Porta Nuova, Milano. Foto LaPresse

Il profilo di Milano che non sarebbe come è senza le idee di Ligresti

Nei primi anni Ottanta il "re del mattone" ha smosso una città paralizzata e paurosa, lasciando un segno nella storia e anche nella geografia

Salvatore Ligresti, l’imprenditore scomparso martedì scorso, lascia un segno nella storia e anche nella geografia di Milano. Se oggi la metropoli ambrosiana presenta un profilo nuovo, quello dei grattacieli di Porta Nuova, è dovuto (anche se non molti amano ricordarlo) alla sua fiducia nel futuro della città che lo aveva accolto. Dopo i cupi anni di piombo, Milano visse una stagione complessa, in cui le ferite di una deindustrializzazione immanente si accompagnavano alle speranze di un terziario rampante.
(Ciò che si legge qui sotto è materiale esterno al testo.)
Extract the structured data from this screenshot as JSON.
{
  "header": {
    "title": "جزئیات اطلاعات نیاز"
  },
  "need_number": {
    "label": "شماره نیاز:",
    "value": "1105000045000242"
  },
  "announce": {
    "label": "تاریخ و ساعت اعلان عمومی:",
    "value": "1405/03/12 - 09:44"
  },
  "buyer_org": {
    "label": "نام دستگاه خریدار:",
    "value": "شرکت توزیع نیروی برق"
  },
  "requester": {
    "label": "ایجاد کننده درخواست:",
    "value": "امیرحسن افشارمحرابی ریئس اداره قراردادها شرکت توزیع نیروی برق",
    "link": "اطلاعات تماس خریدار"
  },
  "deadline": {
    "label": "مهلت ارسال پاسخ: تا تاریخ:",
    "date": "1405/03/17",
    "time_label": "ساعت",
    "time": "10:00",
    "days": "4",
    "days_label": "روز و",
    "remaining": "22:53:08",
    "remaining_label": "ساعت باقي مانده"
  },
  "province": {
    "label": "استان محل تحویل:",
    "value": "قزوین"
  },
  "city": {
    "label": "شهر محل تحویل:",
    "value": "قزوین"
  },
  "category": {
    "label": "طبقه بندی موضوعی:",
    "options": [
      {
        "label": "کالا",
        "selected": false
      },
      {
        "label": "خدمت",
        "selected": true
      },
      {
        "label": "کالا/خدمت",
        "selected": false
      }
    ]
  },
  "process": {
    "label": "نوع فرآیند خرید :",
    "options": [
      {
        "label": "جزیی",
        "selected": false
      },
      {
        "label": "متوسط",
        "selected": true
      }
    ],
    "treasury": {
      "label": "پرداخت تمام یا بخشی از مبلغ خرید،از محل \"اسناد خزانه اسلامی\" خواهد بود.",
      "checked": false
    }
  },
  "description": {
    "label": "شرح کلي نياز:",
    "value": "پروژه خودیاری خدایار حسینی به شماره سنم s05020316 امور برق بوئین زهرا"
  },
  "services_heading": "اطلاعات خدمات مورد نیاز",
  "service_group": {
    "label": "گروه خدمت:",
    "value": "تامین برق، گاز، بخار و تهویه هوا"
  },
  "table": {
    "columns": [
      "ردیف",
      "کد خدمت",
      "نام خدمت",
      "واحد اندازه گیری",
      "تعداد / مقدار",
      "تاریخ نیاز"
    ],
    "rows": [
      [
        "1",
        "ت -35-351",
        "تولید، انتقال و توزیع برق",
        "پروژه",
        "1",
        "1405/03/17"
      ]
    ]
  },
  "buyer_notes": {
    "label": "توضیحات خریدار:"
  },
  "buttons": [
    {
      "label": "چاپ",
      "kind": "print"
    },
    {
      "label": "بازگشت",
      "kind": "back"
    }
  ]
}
Ligresti puntò sulla speranza, credette che quella metamorfosi, che molti deprecavano, avrebbe creato nuove opportunità, e naturalmente da imprenditore, prima edile e poi finanziario, cercò di approfittarne. Aveva un modo tutto suo di ottenere il biglietto d’ingresso in una società degli affari che respingeva i nuovi venuti. Cominciava sempre con piccole partecipazioni, così come aveva cominciato a costruire il suo impero immobiliare con operazioni apparentemente modeste di compravendita. Arrivò a essere considerato “il re del mattone” e a entrare nel salotto buono di Enrico Cuccia, il che gli procurò invidia e anche repulsione, oltre a vari incidenti giudiziari.

  

La sua forza iniziale, la concezione quasi familistica dell’attività d’impresa, finì col capovolgersi nel suo limite principale, che lo portò alla fine a essere estromesso prima dall’impero immobiliare e poi da quello assicurativo. E’ presto per tracciare un bilancio di un’attività così complessa e controversa, ma nel momento in cui oltre alla sua carriera si conclude anche la sua vita sarebbe giusto dare un’occhiata al nuovo profilo di Milano e sentire che qualcosa del suo spirito avventuroso si intravede tra le sagome dei grattacieli. Quei grattacieli, come le costruzioni della nuova Fiera, sono il prodotto di una nuova capacità di Milano di inserirsi nei circuiti internazionali, di voler vivere appieno l’avventura e il rischio della globalizzazione. C’è una dissonanza tra la personalità riservata e, in un certo senso, provinciale di Ligresti e l’orizzonte apertissimo nel quale ha voluto e saputo giocare le sue partite imprenditoriali. Quello che però lo ha caratterizzato è la scelta di agire sempre in prima persona, sia quando entrava negli uffici dell’amministrazione municipale per trattare quella che fu definita con disprezzo “l’urbanistica contrattata”, che però fu la chiave per sbloccare una situazione che sembrava destinata alla paralisi. Qualche volta per far girare la chiave fu usato del lubrificante non proprio legittimo, e di questo Ligresti fu chiamato a pagare le conseguenze, ma la leggenda nera dell’imprenditore “mafioso” perché siciliano non ha alcuna base.

  

La sua eredità ora si confonde con quelle dei tanti altri che hanno promosso la ripresa di Milano, il suo segno specifico si stempera in un processo che è diventato corale e che a un certo punto ha potuto (in qualche caso voluto) fare a meno di lui. Va ricordato, però, che per smuovere la Milano paralizzata e paurosa dei primi anni Ottanta ci voleva coraggio determinazione e spregiudicatezza e che di queste doti Salvatore Ligresti era davvero molto dotato.